Surrealist Salvador Dalí was hired to create the drunken montage at the top of the story but his sketches were deemed too bizarre, and the scene was shot with only some of his influence (most likely the close-up of the clock, the headless woman) intact.

==Reception==
Upon release, the film was not generally well received by critics or audiences, deemed too odd a mix of genres and tones. Gabin was unhappy within the studio system and the pressure to do publicity, and after the war, he resumed working in France exclusively.

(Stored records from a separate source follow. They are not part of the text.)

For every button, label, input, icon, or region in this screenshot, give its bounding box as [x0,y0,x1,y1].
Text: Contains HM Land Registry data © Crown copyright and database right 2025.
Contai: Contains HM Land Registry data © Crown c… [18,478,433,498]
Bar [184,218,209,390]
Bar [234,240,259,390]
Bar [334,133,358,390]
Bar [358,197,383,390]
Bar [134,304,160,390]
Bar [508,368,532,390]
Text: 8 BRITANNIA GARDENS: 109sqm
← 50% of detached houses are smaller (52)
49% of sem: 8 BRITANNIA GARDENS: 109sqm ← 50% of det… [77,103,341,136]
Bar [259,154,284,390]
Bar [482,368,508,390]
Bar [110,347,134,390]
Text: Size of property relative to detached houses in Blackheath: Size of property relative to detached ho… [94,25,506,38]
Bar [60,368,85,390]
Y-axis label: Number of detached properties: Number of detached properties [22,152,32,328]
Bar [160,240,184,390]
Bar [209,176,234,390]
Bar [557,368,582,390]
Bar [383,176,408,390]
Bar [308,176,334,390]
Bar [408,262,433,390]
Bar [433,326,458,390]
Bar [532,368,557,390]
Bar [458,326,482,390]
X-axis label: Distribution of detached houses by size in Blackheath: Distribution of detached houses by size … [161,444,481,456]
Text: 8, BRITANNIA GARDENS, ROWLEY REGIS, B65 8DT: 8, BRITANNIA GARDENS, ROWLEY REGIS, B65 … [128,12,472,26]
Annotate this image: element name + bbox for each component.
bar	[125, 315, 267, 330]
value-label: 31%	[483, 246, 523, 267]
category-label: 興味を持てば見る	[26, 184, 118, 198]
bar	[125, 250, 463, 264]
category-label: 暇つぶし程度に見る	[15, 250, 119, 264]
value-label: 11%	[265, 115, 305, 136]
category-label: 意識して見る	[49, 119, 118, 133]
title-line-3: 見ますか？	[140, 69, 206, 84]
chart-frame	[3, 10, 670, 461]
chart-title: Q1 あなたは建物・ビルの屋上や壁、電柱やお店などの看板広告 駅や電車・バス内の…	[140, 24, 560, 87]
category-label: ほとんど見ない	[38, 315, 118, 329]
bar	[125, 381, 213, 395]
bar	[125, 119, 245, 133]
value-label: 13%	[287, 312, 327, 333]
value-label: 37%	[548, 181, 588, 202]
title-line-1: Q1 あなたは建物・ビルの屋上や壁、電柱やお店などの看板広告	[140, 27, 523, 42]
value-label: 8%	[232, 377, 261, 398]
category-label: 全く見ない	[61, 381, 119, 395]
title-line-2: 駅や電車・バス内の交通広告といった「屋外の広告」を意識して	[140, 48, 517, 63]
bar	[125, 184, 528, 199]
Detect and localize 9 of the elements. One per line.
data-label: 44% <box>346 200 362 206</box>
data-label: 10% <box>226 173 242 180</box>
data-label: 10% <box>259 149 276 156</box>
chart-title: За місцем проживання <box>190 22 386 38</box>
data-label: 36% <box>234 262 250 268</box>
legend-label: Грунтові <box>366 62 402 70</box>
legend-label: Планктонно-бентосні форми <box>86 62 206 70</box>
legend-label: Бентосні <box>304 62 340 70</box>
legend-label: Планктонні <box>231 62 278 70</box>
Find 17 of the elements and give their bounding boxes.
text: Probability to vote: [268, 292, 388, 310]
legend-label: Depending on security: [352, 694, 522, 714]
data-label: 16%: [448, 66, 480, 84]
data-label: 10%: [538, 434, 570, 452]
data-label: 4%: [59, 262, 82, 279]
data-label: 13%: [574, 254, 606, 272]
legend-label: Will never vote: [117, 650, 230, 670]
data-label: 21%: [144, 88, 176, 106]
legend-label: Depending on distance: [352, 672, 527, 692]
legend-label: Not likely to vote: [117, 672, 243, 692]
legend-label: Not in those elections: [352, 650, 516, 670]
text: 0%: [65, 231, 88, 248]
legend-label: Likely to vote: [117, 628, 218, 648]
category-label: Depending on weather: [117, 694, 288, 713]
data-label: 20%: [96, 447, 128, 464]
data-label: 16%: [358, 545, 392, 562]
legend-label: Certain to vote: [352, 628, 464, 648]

Bosley Crowther, film critic for The New York Times, questioned the direction of the film, especially its focus on actor Jean Gabin: "But all of them need much more than a vague and irresolute script, much more than synthetic scenery and manufactured moods. Director Archie Mayo hasn't brought them into contact with real life. He has expended most of his energy in bringing the audience into contact with Mr. Gabin. And Moontide is too heavy a burden to be carried entirely by him, even though he is Charles Boyer from the other side of the railroad tracks."

In 2013, Dave Kehr (also of the Times) wrote that Moontide "provides an illuminating link to one of the frequently overlooked sources of noir: the movement known as 'poetic realism', which flourished in France from the mid-1930s until the onslaught of war...a rootless, hard-drinking French sailor, Bobo (Gabin), achieves a tentative domesticity operating a bait shack with Anna (Ida Lupino), a waif he has rescued from a suicide attempt. The story is so much in the foggy, claustrophobic, doom-laden spirit of poetic realism that at times it seems almost a parody of it. Fate is present in the form of Tiny (Thomas Mitchell), a blackmailer with knowledge of a murder that Bobo might have committed. A kindlier metaphysical force is represented by Claude Rains, playing a waterfront philosopher with the unfortunate name Nutsy."

When the DVD was released in 2008, critic David Mermelstein, writing for Variety, wrote "A twisted romance set among waterfront lowlifes, the b&w pic resonated with neither critics nor auds, though as this DVD debut makes clear, there seems every reason to hope cineastes may now embrace it for what is always was: a keenly observed, highly atmospheric film distinguished by several superb performances and a captivating, if quotidian, mise-en-scene. Solid extras like a full commentary track and meaty 'making-of' featurette should only help raise its standing."

==Accolades==
- Nominated: Academy Award for Best Cinematography, Black-and-White, Charles G. Clarke; 1943.